Wspominam o ryzyku, bo to, że reporter pisze dobre teksty z kręgu literatury
non-fiction, wcale nie oznacza, że równie łatwo odnajdzie się w rzeczywistości
opartej na konfabulacji. Na szczęście w tym wypadku możemy zdecydowanie
stwierdzić, że się udało. Oprzędek ma więc na swoim koncie i bardzo dobry
debiut reporterski, i znakomity prozatorski. „Łaskoci” to bardzo ciekawa
powieść, zapadająca w pamięć, bardzo sensualna, jeśli chodzi o opis
portretowanego świata, metaforyczna w wymowie, mocna w przekazie. Na uwagę
zasługuje już niebanalny tytuł i to, co autor wokół tego słowa buduje na
kartach swojej książki. Mamy więc rzeczywistość istniejącą jakby poza czasem i
poza konkretem, dla której świat na zewnątrz mimo wszystko okazuje się tym, z
czym konkurują mieszkańcy wioski. Mamy codzienność naznaczoną grozą
ostateczności, brutalnością kontaktów międzyludzkich i jednocześnie intuicyjnym
pamiętaniem zupełnie innych relacji, które łączą ludzi. Jest też sen, a
właściwie jego brak, stający się mechanizmem napędzającym kolejne wydarzenia. Gra
toczy się o władzę i o panowanie nad ludzkimi duszami, o możliwość użycia
przemocy i jej kontrolowania, o fałszywe uznanie, że podporządkowanie sobie
kogoś, jest czymś, co przemocy się wymyka, a więc o zaakceptowanie dominującego
wpływu kłamstwa. W jaki sposób zdominować innych i jak doprowadzić do sytuacji,
w której nikt nie będzie myślał o oporze, to wielki temat tej opowieści.

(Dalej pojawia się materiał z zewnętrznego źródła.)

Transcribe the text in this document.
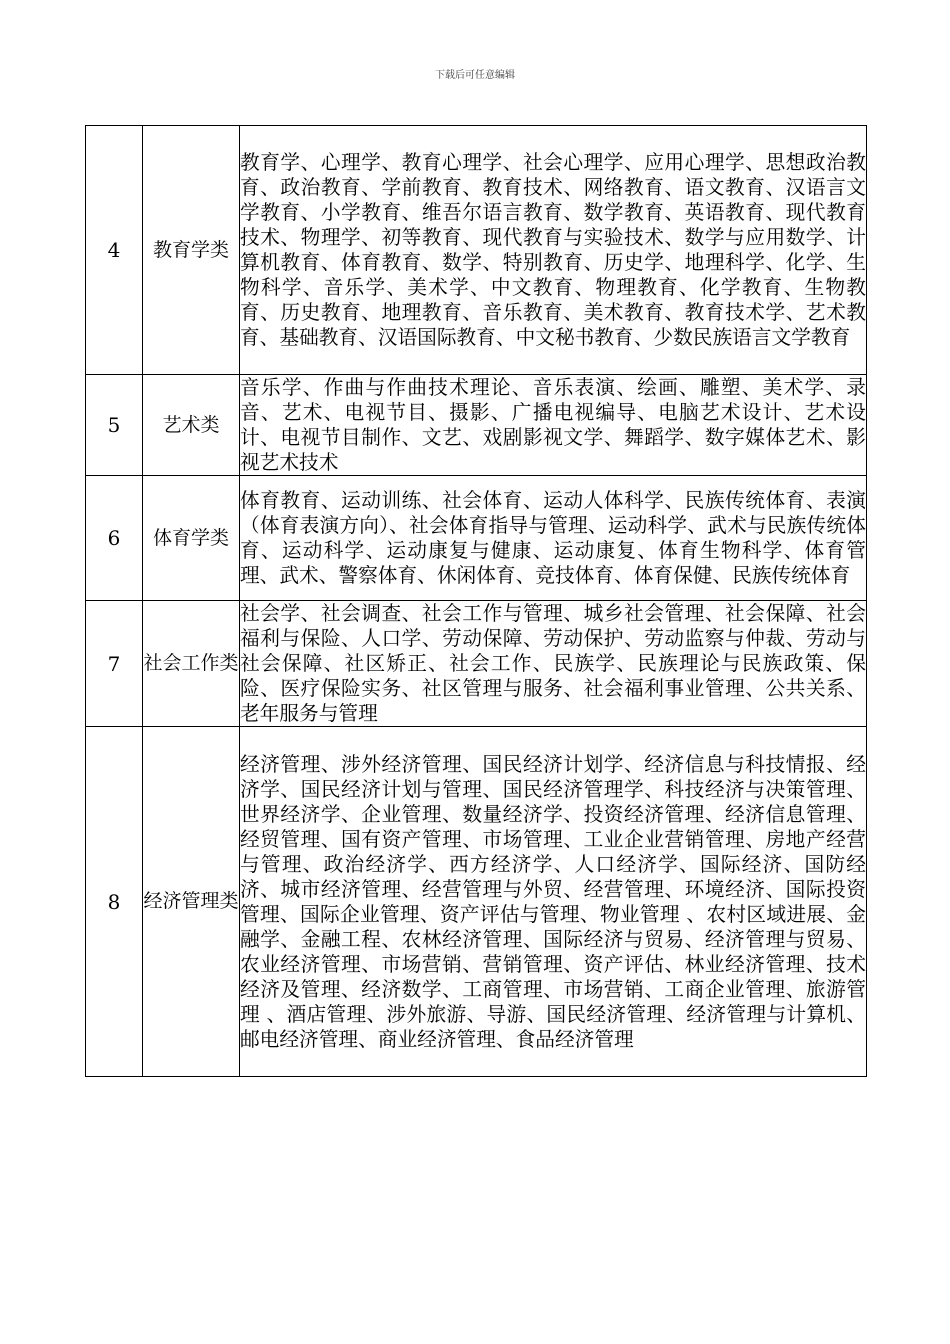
下载后可任意编辑
4	教育学类	教育学、心理学、教育心理学、社会心理学、应用心理学、思想政治教育、政治教育、学前教育、教育技术、网络教育、语文教育、汉语言文学教育、小学教育、维吾尔语言教育、数学教育、英语教育、现代教育技术、物理学、初等教育、现代教育与实验技术、数学与应用数学、计算机教育、体育教育、数学、特别教育、历史学、地理科学、化学、生物科学、音乐学、美术学、中文教育、物理教育、化学教育、生物教育、历史教育、地理教育、音乐教育、美术教育、教育技术学、艺术教育、基础教育、汉语国际教育、中文秘书教育、少数民族语言文学教育
5	艺术类	音乐学、作曲与作曲技术理论、音乐表演、绘画、雕塑、美术学、录音、艺术、电视节目、摄影、广播电视编导、电脑艺术设计、艺术设计、电视节目制作、文艺、戏剧影视文学、舞蹈学、数字媒体艺术、影视艺术技术
6	体育学类	体育教育、运动训练、社会体育、运动人体科学、民族传统体育、表演（体育表演方向）、社会体育指导与管理、运动科学、武术与民族传统体育、运动科学、运动康复与健康、运动康复、体育生物科学、体育管理、武术、警察体育、休闲体育、竞技体育、体育保健、民族传统体育
7	社会工作类	社会学、社会调查、社会工作与管理、城乡社会管理、社会保障、社会福利与保险、人口学、劳动保障、劳动保护、劳动监察与仲裁、劳动与社会保障、社区矫正、社会工作、民族学、民族理论与民族政策、保险、医疗保险实务、社区管理与服务、社会福利事业管理、公共关系、老年服务与管理
8	经济管理类	经济管理、涉外经济管理、国民经济计划学、经济信息与科技情报、经济学、国民经济计划与管理、国民经济管理学、科技经济与决策管理、世界经济学、企业管理、数量经济学、投资经济管理、经济信息管理、经贸管理、国有资产管理、市场管理、工业企业营销管理、房地产经营与管理、政治经济学、西方经济学、人口经济学、国际经济、国防经济、城市经济管理、经营管理与外贸、经营管理、环境经济、国际投资管理、国际企业管理、资产评估与管理、物业管理 、农村区域进展、金融学、金融工程、农林经济管理、国际经济与贸易、经济管理与贸易、农业经济管理、市场营销、营销管理、资产评估、林业经济管理、技术经济及管理、经济数学、工商管理、市场营销、工商企业管理、旅游管理 、酒店管理、涉外旅游、导游、国民经济管理、经济管理与计算机、邮电经济管理、商业经济管理、食品经济管理
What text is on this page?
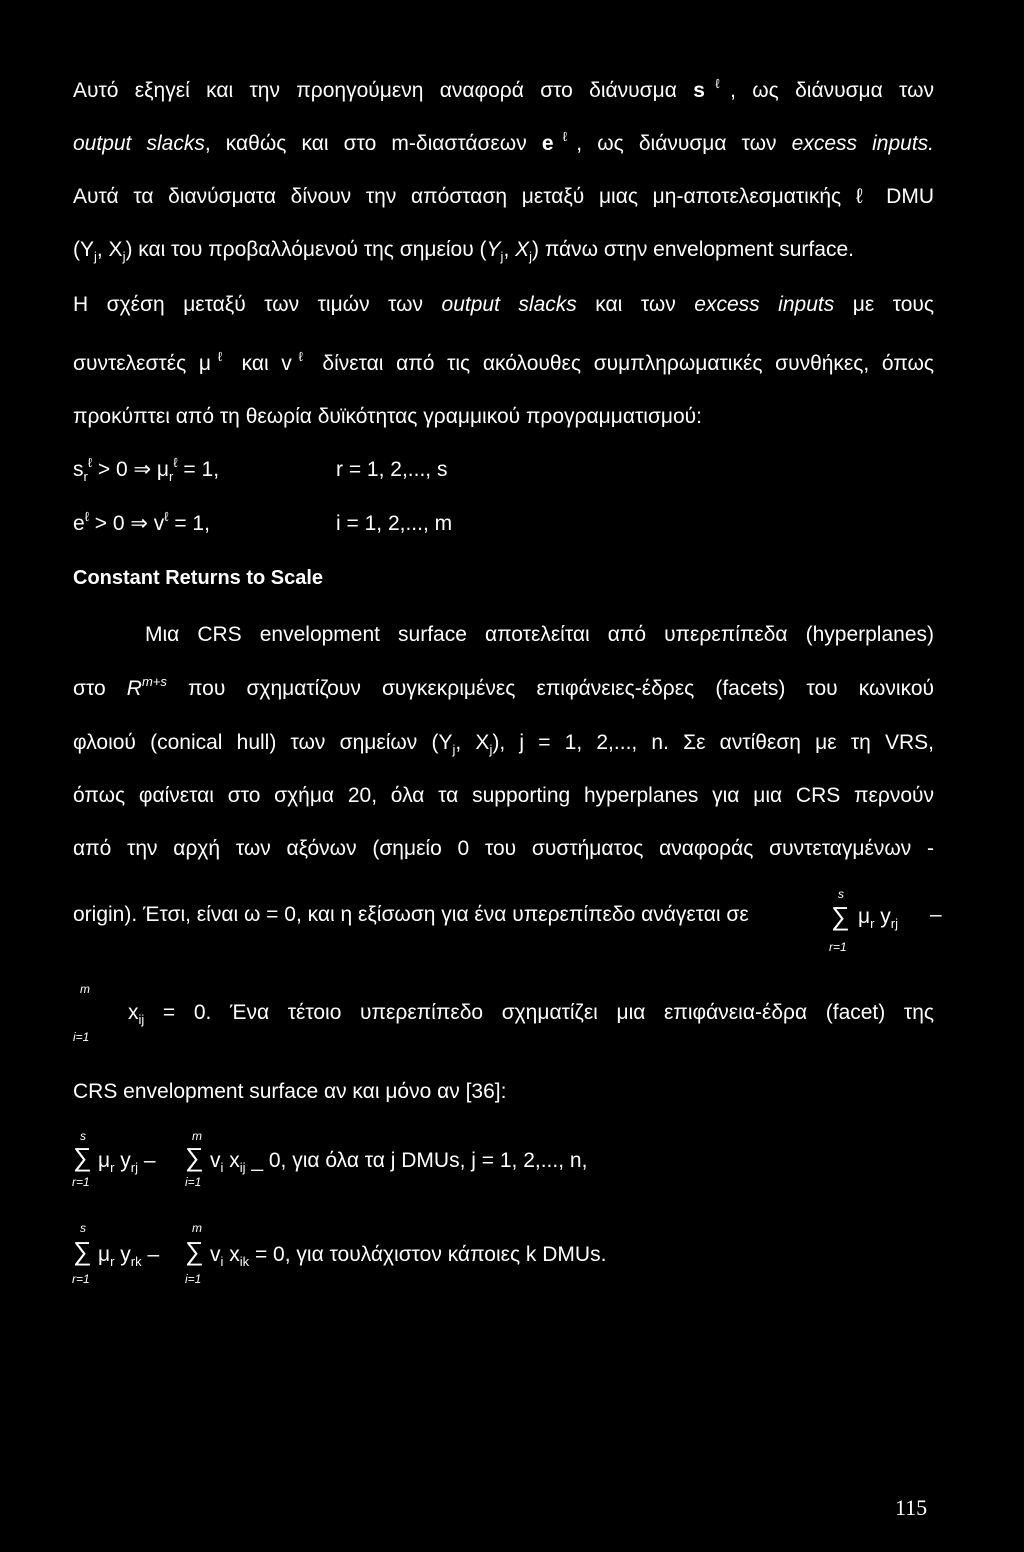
Αυτό εξηγεί και την προηγούμενη αναφορά στο διάνυσμα $s^\ell$, ως διάνυσμα των
output slacks, καθώς και στο m-διαστάσεων $e^\ell$, ως διάνυσμα των excess inputs.
Αυτά τα διανύσματα δίνουν την απόσταση μεταξύ μιας μη-αποτελεσματικής ℓ DMU
($Y_j$, $X_j$) και του προβαλλόμενού της σημείου ($Y_j$, $X_j$) πάνω στην envelopment surface.
Η σχέση μεταξύ των τιμών των output slacks και των excess inputs με τους
συντελεστές $\mu^\ell$ και $v^\ell$ δίνεται από τις ακόλουθες συμπληρωματικές συνθήκες, όπως
προκύπτει από τη θεωρία δυϊκότητας γραμμικού προγραμματισμού:
$s_r^\ell > 0$ ⇒ $\mu_r^\ell = 1$,	r = 1, 2,..., s
$e^\ell > 0$ ⇒ $v^\ell = 1$,	i = 1, 2,..., m
Constant Returns to Scale
Μια CRS envelopment surface αποτελείται από υπερεπίπεδα (hyperplanes)
στο $R^{m+s}$ που σχηματίζουν συγκεκριμένες επιφάνειες-έδρες (facets) του κωνικού
φλοιού (conical hull) των σημείων ($Y_j$, $X_j$), j = 1, 2,..., n. Σε αντίθεση με τη VRS,
όπως φαίνεται στο σχήμα 20, όλα τα supporting hyperplanes για μια CRS περνούν
από την αρχή των αξόνων (σημείο 0 του συστήματος αναφοράς συντεταγμένων -
origin). Έτσι, είναι ω = 0, και η εξίσωση για ένα υπερεπίπεδο ανάγεται σε
s
∑
r=1
$\mu_r$ $y_{rj}$ –
m
i=1
$x_{ij} = 0$. Ένα τέτοιο υπερεπίπεδο σχηματίζει μια επιφάνεια-έδρα (facet) της
CRS envelopment surface αν και μόνο αν [36]:
s
∑
r=1
$\mu_r$ $y_{rj}$ –
m
∑
i=1
$v_i$ $x_{ij}$ _ 0, για όλα τα j DMUs, j = 1, 2,..., n,
s
∑
r=1
$\mu_r$ $y_{rk}$ –
m
∑
i=1
$v_i$ $x_{ik} = 0$, για τουλάχιστον κάποιες k DMUs.
115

Oprzędkowi udaje się postawić ważne pytania i stworzyć bardzo niepokojący
świat. Wyjątkowo ciekawy okazuje się język, jakim posługuje się autor. To
właśnie w tym „jak?”, a nie tylko „co?”, opowiada autor tkwi sugestywność tej
metaforycznej w swojej wymowie historii.
Konrad
Oprzędek, Łaskoci, Wyd. Świat Książki, Warszawa 2018.
[przeczytana
jako e-book na czytniku PocketBook Touch HD2 Ruby Red]
Czytałam "Łaskoci", fantastyczny debiut i mam nadzieję, że pan Konrad nie skończy na nim swojej przygody z prozą.